It’s raining: Signs of Delhi warming?
Let’s enjoy the little mercies weather gods afford Delhi once in a while as a break from the searing summer temperatures, reports Avishek G Dastidar.india Updated: May 20, 2008 00:00 IST
It’s quite pleasant outside, isn’t it? And why bother, let’s just enjoy these little mercies weather gods afford Delhi once in a while to as a break from the searing summer temperatures. But this is not going to last. It never does.
Every May, says weather office, Delhi is lashed by thunderstorms of high-speed squalls and rain that cool down the city drastically. And just as suddenly, the clouds part and it’s scorching hot again.
“Actually, May has been like this almost every year. In fact, Delhi has seen more dust storms with greater intensity in the past,” said SC Bhan, director of the IMD’s Safdarjung observatory.
The Met office is never impressed or surprised.

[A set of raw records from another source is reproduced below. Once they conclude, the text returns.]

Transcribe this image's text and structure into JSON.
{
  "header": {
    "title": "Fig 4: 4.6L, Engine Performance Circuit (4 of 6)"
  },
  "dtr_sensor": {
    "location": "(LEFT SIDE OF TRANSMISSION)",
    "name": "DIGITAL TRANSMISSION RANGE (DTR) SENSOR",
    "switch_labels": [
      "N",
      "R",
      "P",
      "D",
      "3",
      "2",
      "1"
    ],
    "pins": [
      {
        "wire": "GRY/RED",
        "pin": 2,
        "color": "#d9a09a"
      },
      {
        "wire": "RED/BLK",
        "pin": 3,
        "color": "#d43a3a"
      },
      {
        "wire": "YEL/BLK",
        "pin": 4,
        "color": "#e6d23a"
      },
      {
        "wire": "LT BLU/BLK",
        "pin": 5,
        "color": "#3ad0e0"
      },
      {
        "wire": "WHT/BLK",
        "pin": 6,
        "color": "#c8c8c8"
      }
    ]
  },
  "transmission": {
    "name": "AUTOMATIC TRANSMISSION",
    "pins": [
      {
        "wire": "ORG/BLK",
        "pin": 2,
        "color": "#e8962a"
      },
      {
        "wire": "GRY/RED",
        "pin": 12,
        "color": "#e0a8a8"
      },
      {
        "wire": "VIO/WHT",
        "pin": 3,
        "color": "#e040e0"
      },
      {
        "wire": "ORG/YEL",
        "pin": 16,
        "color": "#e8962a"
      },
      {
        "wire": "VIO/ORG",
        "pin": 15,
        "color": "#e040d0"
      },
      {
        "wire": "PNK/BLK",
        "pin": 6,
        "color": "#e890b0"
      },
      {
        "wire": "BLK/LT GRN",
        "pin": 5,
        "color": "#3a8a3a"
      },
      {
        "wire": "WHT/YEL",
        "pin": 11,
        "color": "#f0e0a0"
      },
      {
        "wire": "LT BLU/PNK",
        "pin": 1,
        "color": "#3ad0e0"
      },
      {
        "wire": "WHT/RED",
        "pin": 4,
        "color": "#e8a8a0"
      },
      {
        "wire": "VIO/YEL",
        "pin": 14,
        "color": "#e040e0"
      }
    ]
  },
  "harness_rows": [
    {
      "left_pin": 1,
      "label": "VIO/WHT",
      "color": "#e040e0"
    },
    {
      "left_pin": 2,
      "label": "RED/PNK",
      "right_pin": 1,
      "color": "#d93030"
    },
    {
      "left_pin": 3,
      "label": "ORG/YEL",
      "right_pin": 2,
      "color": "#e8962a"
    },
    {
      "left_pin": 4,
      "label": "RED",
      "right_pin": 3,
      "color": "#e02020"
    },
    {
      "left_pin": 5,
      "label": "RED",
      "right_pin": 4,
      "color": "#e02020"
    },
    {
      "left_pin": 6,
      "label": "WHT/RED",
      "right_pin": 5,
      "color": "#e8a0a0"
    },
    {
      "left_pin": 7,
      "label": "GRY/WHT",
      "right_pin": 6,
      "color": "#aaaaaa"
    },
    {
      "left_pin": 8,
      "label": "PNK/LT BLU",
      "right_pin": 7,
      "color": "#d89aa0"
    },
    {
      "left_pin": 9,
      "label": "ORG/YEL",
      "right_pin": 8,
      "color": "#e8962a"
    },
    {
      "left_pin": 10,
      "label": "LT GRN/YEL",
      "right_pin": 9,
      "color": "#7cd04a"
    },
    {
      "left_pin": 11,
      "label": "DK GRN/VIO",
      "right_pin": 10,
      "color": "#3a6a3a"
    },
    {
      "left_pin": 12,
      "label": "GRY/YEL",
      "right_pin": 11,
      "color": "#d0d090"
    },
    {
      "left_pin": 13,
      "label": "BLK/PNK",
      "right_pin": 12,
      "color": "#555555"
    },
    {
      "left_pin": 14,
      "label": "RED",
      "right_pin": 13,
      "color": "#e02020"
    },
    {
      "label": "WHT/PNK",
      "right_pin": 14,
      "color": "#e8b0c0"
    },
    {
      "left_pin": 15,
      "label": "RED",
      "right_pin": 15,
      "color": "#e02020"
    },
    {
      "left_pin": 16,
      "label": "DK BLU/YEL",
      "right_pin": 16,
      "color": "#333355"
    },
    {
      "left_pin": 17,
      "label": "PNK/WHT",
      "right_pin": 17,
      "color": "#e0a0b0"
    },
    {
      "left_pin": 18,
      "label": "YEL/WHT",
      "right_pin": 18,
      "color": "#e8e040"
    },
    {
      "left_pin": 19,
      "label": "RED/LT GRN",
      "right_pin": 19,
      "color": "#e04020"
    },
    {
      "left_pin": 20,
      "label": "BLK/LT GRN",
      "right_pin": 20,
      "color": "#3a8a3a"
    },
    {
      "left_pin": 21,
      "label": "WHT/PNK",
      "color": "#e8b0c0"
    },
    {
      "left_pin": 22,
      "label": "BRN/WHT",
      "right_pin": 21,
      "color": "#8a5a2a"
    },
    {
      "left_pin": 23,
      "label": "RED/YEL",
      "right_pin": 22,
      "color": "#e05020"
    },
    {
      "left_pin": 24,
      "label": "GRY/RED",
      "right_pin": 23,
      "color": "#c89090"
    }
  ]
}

But it did admit this May has been a far more active this year than the last — it has had six thunderstorms already, compared to the seven in all of last May.
But the ferocity of the squall and the intensity of the rain has been in the past — the highest wind speed recorded this year was 98 kmph (at Safdarjung) on Saturday, against 111 kmph last year.
“The strongest ever was 152 km per hour on May 23, 1976,” he said. That’s shade faster than the fastest ball bowled by cricketer speedsters Shoaib Akhtar and Brett Lee — and we are talking about winds of that speed here.
Is it because of climate change, global warming? Some experts say these thunderstorms and Cyclone Nargis that hit Myanmar are because of global warning. But others say they want more proof (see accompanying story).
But here is how the Delhi thunderstorms happen according to the Met office. As temperatures begins to rise, air over Rajasthan, which is the hottest of the northern states because of the large expanse of deserts, gets lighter and rises and cold air from neigbouring regions rush in fill up that empty space.
The neighbouring regions in this case happen to be the Arabian Sea or the cooler hilly states of Himachal Pradesh and Jammu & Kashmir. This air is not cooler but is also heavy with moisture.
This cool, wet air rushes in take the space vacated by hot rising air and creates cyclones of high speed winds and rain — and that brings rain and squalls to Delhi, and some welcome relief from summer.
But these squalls can get quite destructive — uproot or break large number of trees which have known to have killed and injured people and damaged vehicles and houses in their vicinity.